32-ciclostorie-nibali non è un robot
Questo pomeriggio è arrivata la notizia della morte di monsignor Loris Capovilla. Era un cardinale, era stato il segretario di Papa Giovanni XXIII, il famoso e grande Papa Buono. Capovilla aveva cento anni ed era un monumento. Era un uomo di pace. Fino alla fine ha mantenuto la sua incredibile memoria, la sua profondità e indipendenza di pensiero. Capovilla amava il ciclismo perché era uno sport di fatica e per questo era uno sport della povera gente, perlomeno alle origini. La morte di un uomo così grande lascia un vuoto nel mondo, un vuoto che siamo chiamati a colmare cercando ciascuno di dare il meglio di noi stessi.

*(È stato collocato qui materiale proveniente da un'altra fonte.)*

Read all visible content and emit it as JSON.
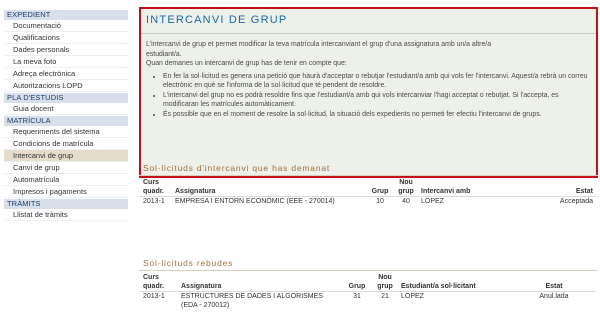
{
  "sidebar": {
    "sections": [
      {
        "title": "EXPEDIENT",
        "items": [
          "Documentació",
          "Qualificacions",
          "Dades personals",
          "La meva foto",
          "Adreça electrònica",
          "Autoritzacions LOPD"
        ]
      },
      {
        "title": "PLA D'ESTUDIS",
        "items": [
          "Guia docent"
        ]
      },
      {
        "title": "MATRÍCULA",
        "items": [
          "Requeriments del sistema",
          "Condicions de matrícula",
          "Intercanvi de grup",
          "Canvi de grup",
          "Automatrícula",
          "Impresos i pagaments"
        ]
      },
      {
        "title": "TRÀMITS",
        "items": [
          "Llistat de tràmits"
        ]
      }
    ],
    "active_item": "Intercanvi de grup"
  },
  "panel": {
    "title": "INTERCANVI DE GRUP",
    "intro_line1": "L'intercanvi de grup et permet modificar la teva matrícula intercanviant el grup d'una assignatura amb un/a altre/a",
    "intro_line2": "estudiant/a.",
    "intro_line3": "Quan demanes un intercanvi de grup has de tenir en compte que:",
    "bullets": [
      "En fer la sol·licitud es genera una petició que haurà d'acceptar o rebutjar l'estudiant/a amb qui vols fer l'intercanvi. Aquest/a rebrà un correu electrònic en què se l'informa de la sol·licitud que té pendent de resoldre.",
      "L'intercanvi del grup no es podrà resoldre fins que l'estudiant/a amb qui vols intercanviar l'hagi acceptat o rebutjat. Si l'accepta, es modificaran les matrícules automàticament.",
      "És possible que en el moment de resolre la sol·licitud, la situació dels expedients no permeti fer efectiu l'intercanvi de grups."
    ]
  },
  "sent": {
    "heading": "Sol·licituds d'intercanvi que has demanat",
    "columns": [
      "Curs quadr.",
      "Assignatura",
      "Grup",
      "Nou grup",
      "Intercanvi amb",
      "Estat"
    ],
    "rows": [
      [
        "2013-1",
        "EMPRESA I ENTORN ECONÒMIC (EEE - 270014)",
        "10",
        "40",
        "LOPEZ",
        "Acceptada"
      ]
    ]
  },
  "received": {
    "heading": "Sol·licituds rebudes",
    "columns": [
      "Curs quadr.",
      "Assignatura",
      "Grup",
      "Nou grup",
      "Estudiant/a sol·licitant",
      "Estat"
    ],
    "rows": [
      [
        "2013-1",
        "ESTRUCTURES DE DADES I ALGORISMES (EDA - 270012)",
        "31",
        "21",
        "LOPEZ",
        "Anul.lada"
      ]
    ]
  }
}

Come quando si va in bicicletta.
Un giorno andai a trovarlo a Sotto il Monte dove abitava, nella casa del “suo” Papa Giovanni, in bici da corsa, vestito da ciclista, con tanto di scarpini. Mi guardò divertito mentre “tacchettavo” sul pavimento di graniglia del suo studio disadorno. Mi disse che volevo fare il giovanotto. Poi mi fece accomodare e cominciò il suo racconto. Parlava di fede, di politica, di filosofia. Di Gorbaciov, Obama, di Fanfani o di Aldo Moro o della fede semplice di sua madre. Ma finiva sempre allo stesso modo: “Camminiamo Paolo. Continuiamo a camminare”.